With the development of modern optical systems towards large scale, the fused silica glass with a large size is receiving increasing attention. In this paper, multi-burner chemical vapor deposition technique was proposed to synthesize the large-sized fused silica glass, and an integrated computational model was used to describe the fluid flow, combustion and heat transfer in the furnace. The effects of various process parameters on the distributions of temperature and species were investigated. Based on the evaluation of temperature and key species concentrations on deposition surface, the size and quality of the synthesized fused silica glass were indirectly estimated. Results showed that reducing the deposition surface height and increasing the number of burners could improve the temperature and species concentrations on the deposition surface, while an increase in the number of furnace outlets led to their decreases.
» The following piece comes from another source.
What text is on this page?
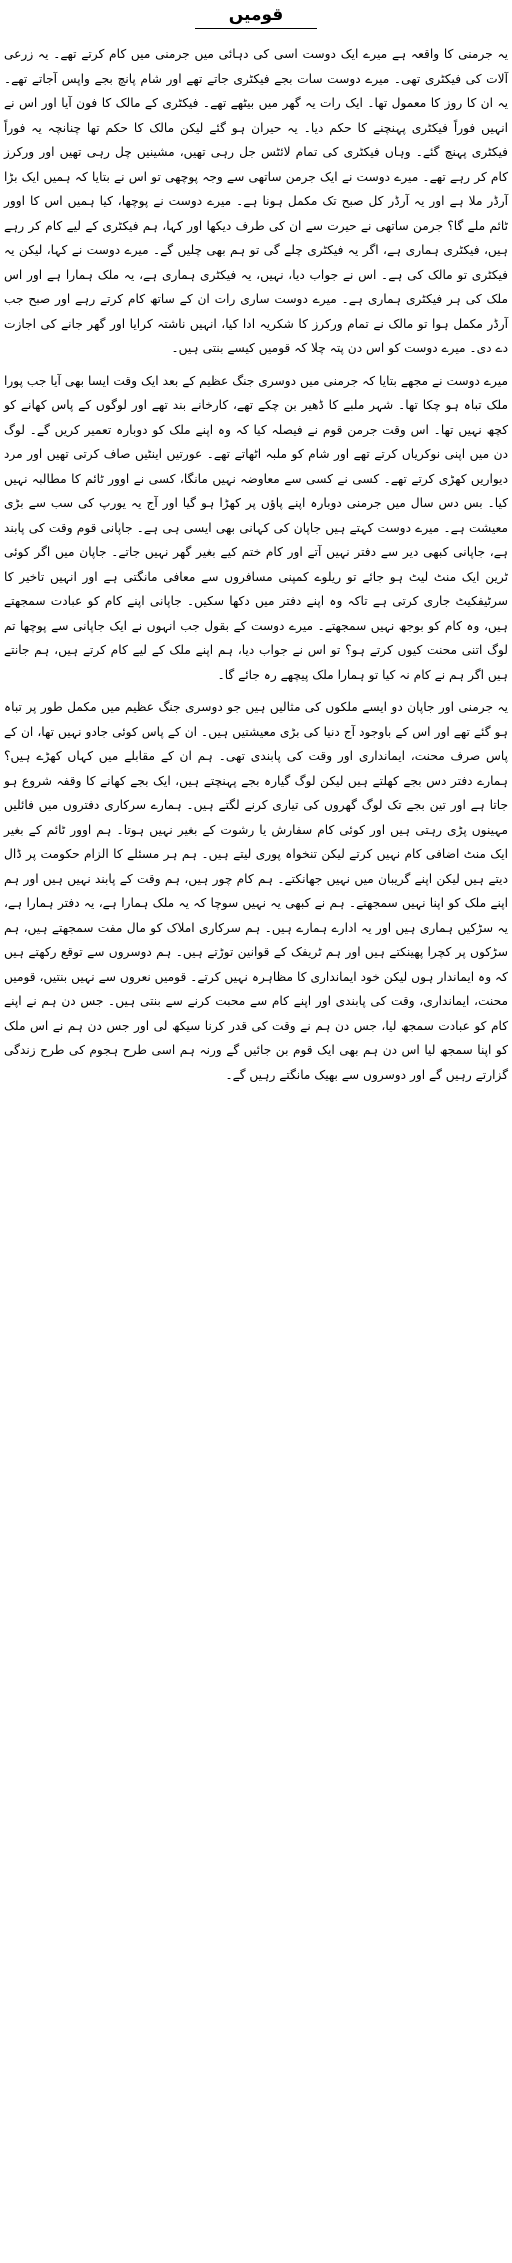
قومیں

یہ جرمنی کا واقعہ ہے میرے ایک دوست اسی کی دہائی میں جرمنی میں کام کرتے تھے۔ یہ زرعی آلات کی فیکٹری تھی۔ میرے دوست سات بجے فیکٹری جاتے تھے اور شام پانچ بجے واپس آجاتے تھے۔ یہ ان کا روز کا معمول تھا۔ ایک رات یہ گھر میں بیٹھے تھے۔ فیکٹری کے مالک کا فون آیا اور اس نے انہیں فوراً فیکٹری پہنچنے کا حکم دیا۔ یہ حیران ہو گئے لیکن مالک کا حکم تھا چنانچہ یہ فوراً فیکٹری پہنچ گئے۔ وہاں فیکٹری کی تمام لائٹس جل رہی تھیں، مشینیں چل رہی تھیں اور ورکرز کام کر رہے تھے۔ میرے دوست نے ایک جرمن ساتھی سے وجہ پوچھی تو اس نے بتایا کہ ہمیں ایک بڑا آرڈر ملا ہے اور یہ آرڈر کل صبح تک مکمل ہونا ہے۔ میرے دوست نے پوچھا، کیا ہمیں اس کا اوور ٹائم ملے گا؟ جرمن ساتھی نے حیرت سے ان کی طرف دیکھا اور کہا، ہم فیکٹری کے لیے کام کر رہے ہیں، فیکٹری ہماری ہے، اگر یہ فیکٹری چلے گی تو ہم بھی چلیں گے۔ میرے دوست نے کہا، لیکن یہ فیکٹری تو مالک کی ہے۔ اس نے جواب دیا، نہیں، یہ فیکٹری ہماری ہے، یہ ملک ہمارا ہے اور اس ملک کی ہر فیکٹری ہماری ہے۔ میرے دوست ساری رات ان کے ساتھ کام کرتے رہے اور صبح جب آرڈر مکمل ہوا تو مالک نے تمام ورکرز کا شکریہ ادا کیا، انہیں ناشتہ کرایا اور گھر جانے کی اجازت دے دی۔ میرے دوست کو اس دن پتہ چلا کہ قومیں کیسے بنتی ہیں۔

میرے دوست نے مجھے بتایا کہ جرمنی میں دوسری جنگ عظیم کے بعد ایک وقت ایسا بھی آیا جب پورا ملک تباہ ہو چکا تھا۔ شہر ملبے کا ڈھیر بن چکے تھے، کارخانے بند تھے اور لوگوں کے پاس کھانے کو کچھ نہیں تھا۔ اس وقت جرمن قوم نے فیصلہ کیا کہ وہ اپنے ملک کو دوبارہ تعمیر کریں گے۔ لوگ دن میں اپنی نوکریاں کرتے تھے اور شام کو ملبہ اٹھاتے تھے۔ عورتیں اینٹیں صاف کرتی تھیں اور مرد دیواریں کھڑی کرتے تھے۔ کسی نے کسی سے معاوضہ نہیں مانگا، کسی نے اوور ٹائم کا مطالبہ نہیں کیا۔ بس دس سال میں جرمنی دوبارہ اپنے پاؤں پر کھڑا ہو گیا اور آج یہ یورپ کی سب سے بڑی معیشت ہے۔ میرے دوست کہتے ہیں جاپان کی کہانی بھی ایسی ہی ہے۔ جاپانی قوم وقت کی پابند ہے، جاپانی کبھی دیر سے دفتر نہیں آتے اور کام ختم کیے بغیر گھر نہیں جاتے۔ جاپان میں اگر کوئی ٹرین ایک منٹ لیٹ ہو جائے تو ریلوے کمپنی مسافروں سے معافی مانگتی ہے اور انہیں تاخیر کا سرٹیفکیٹ جاری کرتی ہے تاکہ وہ اپنے دفتر میں دکھا سکیں۔ جاپانی اپنے کام کو عبادت سمجھتے ہیں، وہ کام کو بوجھ نہیں سمجھتے۔ میرے دوست کے بقول جب انہوں نے ایک جاپانی سے پوچھا تم لوگ اتنی محنت کیوں کرتے ہو؟ تو اس نے جواب دیا، ہم اپنے ملک کے لیے کام کرتے ہیں، ہم جانتے ہیں اگر ہم نے کام نہ کیا تو ہمارا ملک پیچھے رہ جائے گا۔

یہ جرمنی اور جاپان دو ایسے ملکوں کی مثالیں ہیں جو دوسری جنگ عظیم میں مکمل طور پر تباہ ہو گئے تھے اور اس کے باوجود آج دنیا کی بڑی معیشتیں ہیں۔ ان کے پاس کوئی جادو نہیں تھا، ان کے پاس صرف محنت، ایمانداری اور وقت کی پابندی تھی۔ ہم ان کے مقابلے میں کہاں کھڑے ہیں؟ ہمارے دفتر دس بجے کھلتے ہیں لیکن لوگ گیارہ بجے پہنچتے ہیں، ایک بجے کھانے کا وقفہ شروع ہو جاتا ہے اور تین بجے تک لوگ گھروں کی تیاری کرنے لگتے ہیں۔ ہمارے سرکاری دفتروں میں فائلیں مہینوں پڑی رہتی ہیں اور کوئی کام سفارش یا رشوت کے بغیر نہیں ہوتا۔ ہم اوور ٹائم کے بغیر ایک منٹ اضافی کام نہیں کرتے لیکن تنخواہ پوری لیتے ہیں۔ ہم ہر مسئلے کا الزام حکومت پر ڈال دیتے ہیں لیکن اپنے گریبان میں نہیں جھانکتے۔ ہم کام چور ہیں، ہم وقت کے پابند نہیں ہیں اور ہم اپنے ملک کو اپنا نہیں سمجھتے۔ ہم نے کبھی یہ نہیں سوچا کہ یہ ملک ہمارا ہے، یہ دفتر ہمارا ہے، یہ سڑکیں ہماری ہیں اور یہ ادارے ہمارے ہیں۔ ہم سرکاری املاک کو مال مفت سمجھتے ہیں، ہم سڑکوں پر کچرا پھینکتے ہیں اور ہم ٹریفک کے قوانین توڑتے ہیں۔ ہم دوسروں سے توقع رکھتے ہیں کہ وہ ایماندار ہوں لیکن خود ایمانداری کا مظاہرہ نہیں کرتے۔ قومیں نعروں سے نہیں بنتیں، قومیں محنت، ایمانداری، وقت کی پابندی اور اپنے کام سے محبت کرنے سے بنتی ہیں۔ جس دن ہم نے اپنے کام کو عبادت سمجھ لیا، جس دن ہم نے وقت کی قدر کرنا سیکھ لی اور جس دن ہم نے اس ملک کو اپنا سمجھ لیا اس دن ہم بھی ایک قوم بن جائیں گے ورنہ ہم اسی طرح ہجوم کی طرح زندگی گزارتے رہیں گے اور دوسروں سے بھیک مانگتے رہیں گے۔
The use of two burners would lead to the formation of discontinuous glass regions at the current conditions and a circular glass structure was generated when employing three burners and deposition surface height of 0.5 m, based on the proposed temperature criterion. The combined process parameters of four burners, deposition surface height of 0.5 m, H2/O2 equivalence ratio of 1.00 and two furnace outlets are be of advantage to synthesize the large-sized and high-quality fused silica glass at current sizes and structures of the furnace and burner.